This final exam is worth 25 points. It concerns the Ernesto Quiñonez novel, Bodega Dreams. Please consult the book for references before you attempt to answer this assignment. Obviously, you will be using your own creativity and ability to form unique interpretations on this exam, but it still would be advisable to review the MLA method of essay writing, as well as, using in- text citations and the work cited page.
Background
The following information was originally presented in my lectures. Bodega Dreams is by Ernesto Quiñonez. Willie Bodega is the protagonist and the setting for this book is Spanish Harlem, also known as East Harlem.

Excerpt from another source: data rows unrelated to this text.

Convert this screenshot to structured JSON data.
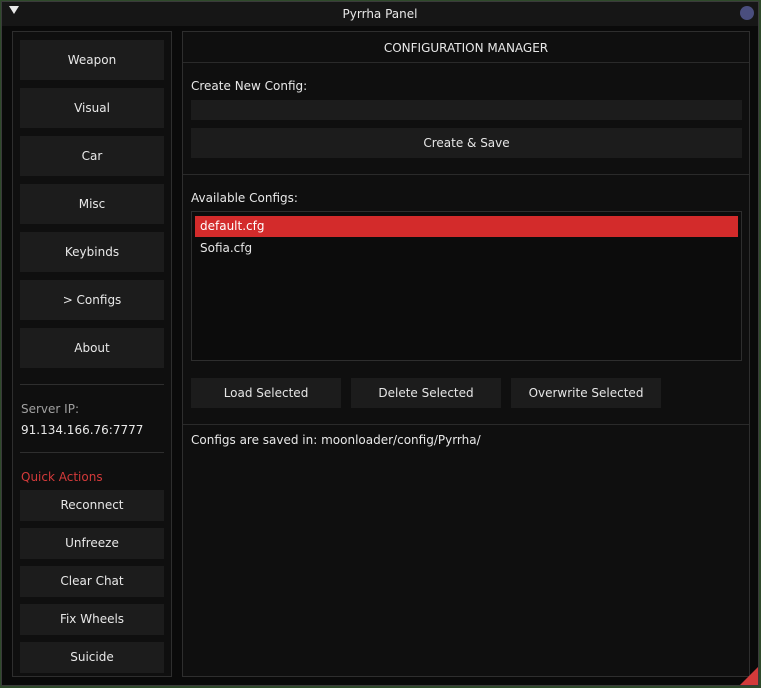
{
  "window": {
    "title": "Pyrrha Panel"
  },
  "colors": {
    "accent": "#d32b2b",
    "quick_actions_label": "#d33a3a",
    "close_dot": "#4a4e7e"
  },
  "sidebar": {
    "nav": [
      "Weapon",
      "Visual",
      "Car",
      "Misc",
      "Keybinds",
      "> Configs",
      "About"
    ],
    "server_ip_label": "Server IP:",
    "server_ip": "91.134.166.76:7777",
    "quick_actions_label": "Quick Actions",
    "quick_actions": [
      "Reconnect",
      "Unfreeze",
      "Clear Chat",
      "Fix Wheels",
      "Suicide"
    ]
  },
  "main": {
    "title": "CONFIGURATION MANAGER",
    "create_label": "Create New Config:",
    "create_input_value": "",
    "create_button": "Create & Save",
    "available_label": "Available Configs:",
    "configs": [
      {
        "name": "default.cfg",
        "selected": true
      },
      {
        "name": "Sofia.cfg",
        "selected": false
      }
    ],
    "actions": [
      "Load Selected",
      "Delete Selected",
      "Overwrite Selected"
    ],
    "footer": "Configs are saved in: moonloader/config/Pyrrha/"
  }
}
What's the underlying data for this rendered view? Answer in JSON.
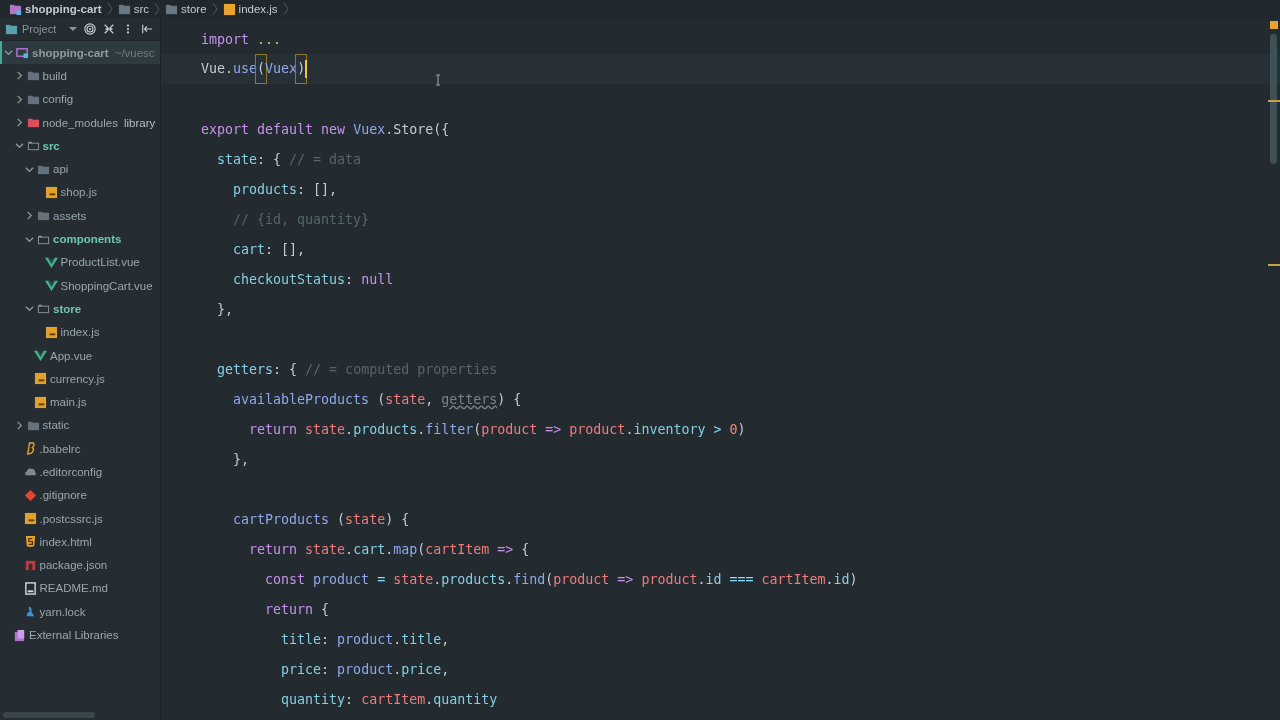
{
  "breadcrumb": [
    {
      "label": "shopping-cart",
      "kind": "project"
    },
    {
      "label": "src",
      "kind": "folder"
    },
    {
      "label": "store",
      "kind": "folder"
    },
    {
      "label": "index.js",
      "kind": "js"
    }
  ],
  "project_panel": {
    "title": "Project"
  },
  "tree": [
    {
      "label": "shopping-cart",
      "note": "~/vuesc",
      "kind": "project",
      "expanded": true,
      "selected": true,
      "children": [
        {
          "label": "build",
          "kind": "folder",
          "expanded": false,
          "selected": false
        },
        {
          "label": "config",
          "kind": "folder",
          "expanded": false,
          "selected": false
        },
        {
          "label": "node_modules",
          "note": "library",
          "kind": "folder-excluded",
          "expanded": false,
          "selected": false
        },
        {
          "label": "src",
          "kind": "folder-outline",
          "color": "#6ec6b2",
          "expanded": true,
          "selected": false,
          "children": [
            {
              "label": "api",
              "kind": "folder",
              "expanded": true,
              "selected": false,
              "children": [
                {
                  "label": "shop.js",
                  "kind": "js",
                  "selected": false
                }
              ]
            },
            {
              "label": "assets",
              "kind": "folder",
              "expanded": false,
              "selected": false
            },
            {
              "label": "components",
              "kind": "folder-outline",
              "color": "#6ec6b2",
              "expanded": true,
              "selected": false,
              "children": [
                {
                  "label": "ProductList.vue",
                  "kind": "vue",
                  "selected": false
                },
                {
                  "label": "ShoppingCart.vue",
                  "kind": "vue",
                  "selected": false
                }
              ]
            },
            {
              "label": "store",
              "kind": "folder-outline",
              "color": "#6ec6b2",
              "expanded": true,
              "selected": false,
              "children": [
                {
                  "label": "index.js",
                  "kind": "js",
                  "selected": false
                }
              ]
            },
            {
              "label": "App.vue",
              "kind": "vue",
              "selected": false
            },
            {
              "label": "currency.js",
              "kind": "js",
              "selected": false
            },
            {
              "label": "main.js",
              "kind": "js",
              "selected": false
            }
          ]
        },
        {
          "label": "static",
          "kind": "folder",
          "expanded": false,
          "selected": false
        },
        {
          "label": ".babelrc",
          "kind": "babel",
          "selected": false
        },
        {
          "label": ".editorconfig",
          "kind": "cloud",
          "selected": false
        },
        {
          "label": ".gitignore",
          "kind": "git",
          "selected": false
        },
        {
          "label": ".postcssrc.js",
          "kind": "js",
          "selected": false
        },
        {
          "label": "index.html",
          "kind": "html",
          "selected": false
        },
        {
          "label": "package.json",
          "kind": "npm",
          "selected": false
        },
        {
          "label": "README.md",
          "kind": "readme",
          "selected": false
        },
        {
          "label": "yarn.lock",
          "kind": "yarn",
          "selected": false
        }
      ]
    },
    {
      "label": "External Libraries",
      "kind": "library",
      "selected": false
    }
  ],
  "code": [
    {
      "kind": "code",
      "tokens": [
        {
          "t": "import ",
          "kind": "kw"
        },
        {
          "t": "...",
          "kind": "fold"
        }
      ]
    },
    {
      "kind": "code",
      "current": true,
      "tokens": [
        {
          "t": "Vue"
        },
        {
          "t": ".",
          "kind": "fold"
        },
        {
          "t": "use",
          "kind": "fn"
        },
        {
          "t": "(",
          "kind": "match"
        },
        {
          "t": "Vuex",
          "kind": "cls"
        },
        {
          "t": ")",
          "kind": "match"
        }
      ]
    },
    {
      "kind": "blank"
    },
    {
      "kind": "code",
      "tokens": [
        {
          "t": "export ",
          "kind": "kw"
        },
        {
          "t": "default ",
          "kind": "kw"
        },
        {
          "t": "new ",
          "kind": "kw"
        },
        {
          "t": "Vuex",
          "kind": "cls"
        },
        {
          "t": ".",
          "kind": "fold"
        },
        {
          "t": "Store({"
        }
      ]
    },
    {
      "kind": "code",
      "tokens": [
        {
          "t": "  state",
          "kind": "prop"
        },
        {
          "t": ": { "
        },
        {
          "t": "// = data",
          "kind": "cm"
        }
      ]
    },
    {
      "kind": "code",
      "tokens": [
        {
          "t": "    products",
          "kind": "prop"
        },
        {
          "t": ": [],"
        }
      ]
    },
    {
      "kind": "code",
      "tokens": [
        {
          "t": "    // {id, quantity}",
          "kind": "cm"
        }
      ]
    },
    {
      "kind": "code",
      "tokens": [
        {
          "t": "    cart",
          "kind": "prop"
        },
        {
          "t": ": [],"
        }
      ]
    },
    {
      "kind": "code",
      "tokens": [
        {
          "t": "    checkoutStatus",
          "kind": "prop"
        },
        {
          "t": ": "
        },
        {
          "t": "null",
          "kind": "kw"
        }
      ]
    },
    {
      "kind": "code",
      "tokens": [
        {
          "t": "  },"
        }
      ]
    },
    {
      "kind": "blank"
    },
    {
      "kind": "code",
      "tokens": [
        {
          "t": "  getters",
          "kind": "prop"
        },
        {
          "t": ": { "
        },
        {
          "t": "// = computed properties",
          "kind": "cm"
        }
      ]
    },
    {
      "kind": "code",
      "tokens": [
        {
          "t": "    availableProducts",
          "kind": "fn"
        },
        {
          "t": " ("
        },
        {
          "t": "state",
          "kind": "param"
        },
        {
          "t": ", "
        },
        {
          "t": "getters",
          "kind": "unused"
        },
        {
          "t": ") {"
        }
      ]
    },
    {
      "kind": "code",
      "tokens": [
        {
          "t": "      return ",
          "kind": "kw"
        },
        {
          "t": "state",
          "kind": "param"
        },
        {
          "t": "."
        },
        {
          "t": "products",
          "kind": "prop"
        },
        {
          "t": "."
        },
        {
          "t": "filter",
          "kind": "fn"
        },
        {
          "t": "("
        },
        {
          "t": "product ",
          "kind": "param"
        },
        {
          "t": "=> ",
          "kind": "kw"
        },
        {
          "t": "product",
          "kind": "param"
        },
        {
          "t": "."
        },
        {
          "t": "inventory ",
          "kind": "prop"
        },
        {
          "t": "> ",
          "kind": "op"
        },
        {
          "t": "0",
          "kind": "num"
        },
        {
          "t": ")"
        }
      ]
    },
    {
      "kind": "code",
      "tokens": [
        {
          "t": "    },"
        }
      ]
    },
    {
      "kind": "blank"
    },
    {
      "kind": "code",
      "tokens": [
        {
          "t": "    cartProducts",
          "kind": "fn"
        },
        {
          "t": " ("
        },
        {
          "t": "state",
          "kind": "param"
        },
        {
          "t": ") {"
        }
      ]
    },
    {
      "kind": "code",
      "tokens": [
        {
          "t": "      return ",
          "kind": "kw"
        },
        {
          "t": "state",
          "kind": "param"
        },
        {
          "t": "."
        },
        {
          "t": "cart",
          "kind": "prop"
        },
        {
          "t": "."
        },
        {
          "t": "map",
          "kind": "fn"
        },
        {
          "t": "("
        },
        {
          "t": "cartItem ",
          "kind": "param"
        },
        {
          "t": "=>",
          "kind": "kw"
        },
        {
          "t": " {"
        }
      ]
    },
    {
      "kind": "code",
      "tokens": [
        {
          "t": "        const ",
          "kind": "kw"
        },
        {
          "t": "product ",
          "kind": "var"
        },
        {
          "t": "= ",
          "kind": "op"
        },
        {
          "t": "state",
          "kind": "param"
        },
        {
          "t": "."
        },
        {
          "t": "products",
          "kind": "prop"
        },
        {
          "t": "."
        },
        {
          "t": "find",
          "kind": "fn"
        },
        {
          "t": "("
        },
        {
          "t": "product ",
          "kind": "param"
        },
        {
          "t": "=> ",
          "kind": "kw"
        },
        {
          "t": "product",
          "kind": "param"
        },
        {
          "t": "."
        },
        {
          "t": "id ",
          "kind": "prop"
        },
        {
          "t": "=== ",
          "kind": "op"
        },
        {
          "t": "cartItem",
          "kind": "param"
        },
        {
          "t": "."
        },
        {
          "t": "id",
          "kind": "prop"
        },
        {
          "t": ")"
        }
      ]
    },
    {
      "kind": "code",
      "tokens": [
        {
          "t": "        return",
          "kind": "kw"
        },
        {
          "t": " {"
        }
      ]
    },
    {
      "kind": "code",
      "tokens": [
        {
          "t": "          title",
          "kind": "prop"
        },
        {
          "t": ": "
        },
        {
          "t": "product",
          "kind": "var"
        },
        {
          "t": "."
        },
        {
          "t": "title",
          "kind": "prop"
        },
        {
          "t": ","
        }
      ]
    },
    {
      "kind": "code",
      "tokens": [
        {
          "t": "          price",
          "kind": "prop"
        },
        {
          "t": ": "
        },
        {
          "t": "product",
          "kind": "var"
        },
        {
          "t": "."
        },
        {
          "t": "price",
          "kind": "prop"
        },
        {
          "t": ","
        }
      ]
    },
    {
      "kind": "code",
      "tokens": [
        {
          "t": "          quantity",
          "kind": "prop"
        },
        {
          "t": ": "
        },
        {
          "t": "cartItem",
          "kind": "param"
        },
        {
          "t": "."
        },
        {
          "t": "quantity",
          "kind": "prop"
        }
      ]
    }
  ]
}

As the plot evolves, we begin to see the reach of migration and immigration and the web of licit and illicit activities accompanying these phenomena, as newcomers blend in with older residents. It is interesting that this main character shares bodega as a name, aligning it with the more traditional meaning in Spanish associated with a grocery store, where products from all over the world may be found. Bodega traces its roots to the Latin word for storehouse. Just as a bodega or grocery store serves the community in more ways than just providing food, the novel’s protagonist, also, offers many diverse services to the neighborhood. This is reflected in the following quote from The New York Times newspaper. “Bodega Dreams is a stark evocation of life in the projects of El Barrio.”

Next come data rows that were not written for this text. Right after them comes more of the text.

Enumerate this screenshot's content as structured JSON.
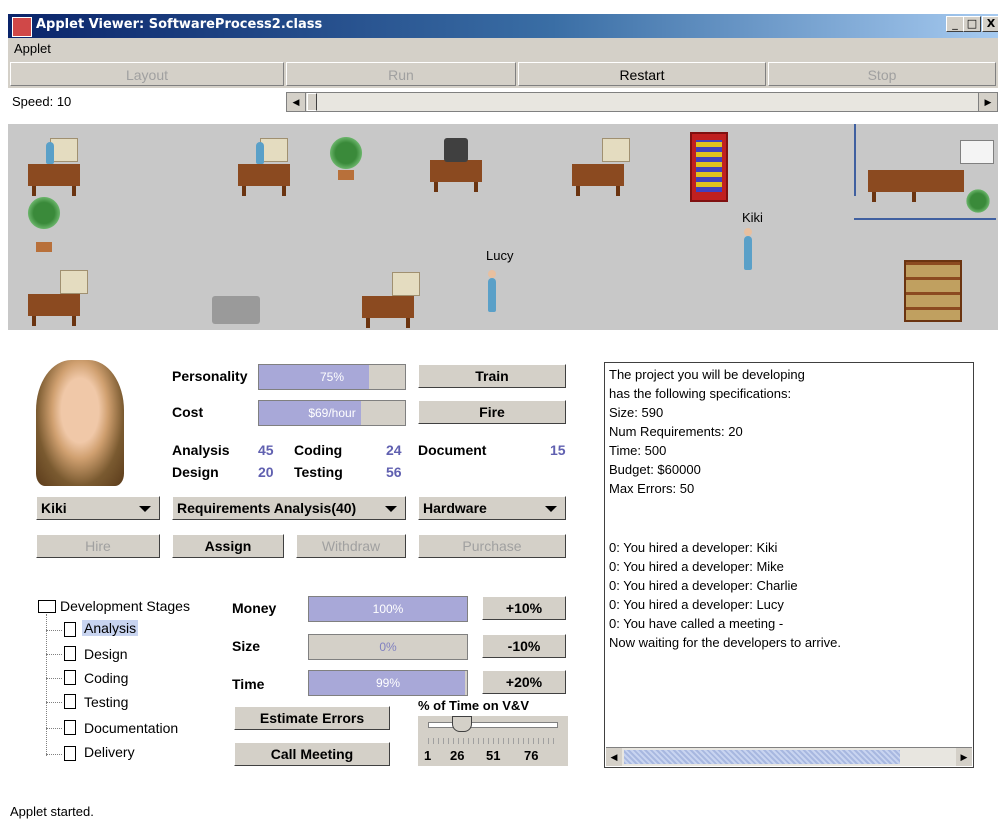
{
  "window": {
    "title": "Applet Viewer: SoftwareProcess2.class",
    "min": "_",
    "max": "□",
    "close": "X"
  },
  "menu": {
    "applet": "Applet"
  },
  "toolbar": {
    "layout": "Layout",
    "run": "Run",
    "restart": "Restart",
    "stop": "Stop"
  },
  "speed": {
    "label": "Speed: 10",
    "value": 10
  },
  "office": {
    "name1": "Kiki",
    "name2": "Lucy"
  },
  "developer": {
    "personality_label": "Personality",
    "personality_value": "75%",
    "personality_fraction": 0.75,
    "cost_label": "Cost",
    "cost_value": "$69/hour",
    "cost_fraction": 0.7,
    "analysis_label": "Analysis",
    "analysis_value": "45",
    "coding_label": "Coding",
    "coding_value": "24",
    "document_label": "Document",
    "document_value": "15",
    "design_label": "Design",
    "design_value": "20",
    "testing_label": "Testing",
    "testing_value": "56"
  },
  "buttons": {
    "train": "Train",
    "fire": "Fire",
    "hire": "Hire",
    "assign": "Assign",
    "withdraw": "Withdraw",
    "purchase": "Purchase",
    "plus10": "+10%",
    "minus10": "-10%",
    "plus20": "+20%",
    "estimate": "Estimate Errors",
    "meeting": "Call Meeting"
  },
  "dropdowns": {
    "developer": "Kiki",
    "task": "Requirements Analysis(40)",
    "item": "Hardware"
  },
  "tree": {
    "root": "Development Stages",
    "items": [
      "Analysis",
      "Design",
      "Coding",
      "Testing",
      "Documentation",
      "Delivery"
    ]
  },
  "resources": {
    "money_label": "Money",
    "money_value": "100%",
    "money_fraction": 1.0,
    "size_label": "Size",
    "size_value": "0%",
    "size_fraction": 0,
    "time_label": "Time",
    "time_value": "99%",
    "time_fraction": 0.99
  },
  "vv": {
    "label": "% of Time on V&V",
    "ticks": [
      "1",
      "26",
      "51",
      "76"
    ]
  },
  "log": {
    "lines": [
      "The project you will be developing",
      "has the following specifications:",
      "Size: 590",
      "Num Requirements: 20",
      "Time: 500",
      "Budget: $60000",
      "Max Errors: 50",
      "",
      "",
      "0: You hired a developer: Kiki",
      "0: You hired a developer: Mike",
      "0: You hired a developer: Charlie",
      "0: You hired a developer: Lucy",
      "0: You have called a meeting -",
      "Now waiting for the developers to arrive."
    ]
  },
  "status": "Applet started.",
  "colors": {
    "title_start": "#0a246a",
    "bar_fill": "#a8a8d8",
    "panel_bg": "#d4d0c8",
    "office_floor": "#c8c8c8"
  }
}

El Barrio, meaning neighborhood, is situated in upper Manhattan, encompassing the area north of East 96th St. on the upper eastside to approximately the 140s off Fifth Avenue going toward the East and Harlem Rivers. This area over many decades has suffered from many social issues. Public housing is plentiful denoting economic struggles and impoverishment. Hopes and dreams seem difficult to materialize due to overhanging social constructs. Yet, one of the most beautiful museums resides there projecting cultural pride from both well-known and community-based artists, who continually try, in a variety of aesthetic manifestations, to emphasize a socially conscious voice.
Course description
Now it is time to refresh our minds by going back and rereading the course description. It should offer us ideas, words and phrases that may prove useful in our essay.
This course will provide a lens into the realms of globalization in Latin America and how this area enters into and intertwines with stories of diverse Latin American/Caribbean realities. Since 1989 and the fall of the Berlin Wall, positive and negative changes have swept over the entire world and Latin American and Caribbean countries have not been exempt from these all-encompassing processes.
Although globalization has been defined in many different ways, the dynamics connected to it usually include some form of world integration, interdependency and interconnectivity. These words are frequently interpreted in an overwhelmingly economic sense, but world literature has also been affected by these global transformations in other ways. In the case of Latin American storytelling, texts involving politics, society, environment, commerce, science, and culture have expanded their regional focus to multiple geographical locations where people’s lives, families and communities have impacted and /or been impacted by this ever-changing global system. Problematic aspects as well as untold opportunities are now more in evidence in plots, characterizations, and narrative structures, foregrounding situations involving migration, immigration, neighborhood values, borders and walls, gender, the drug trade, and ecological matters, among others.
Therefore, this class will attempt to critically question globalization’s strategies, ideological structures and systems of power. By analyzing the wider arenas of the geopolitical, social and cultural, fictional worlds will attempt to illustrate this region’s hopes, struggles, dreams and drama, manifesting the existence of a new global south with fresh perspectives concerning the realities of the late 20th/ early 21st century.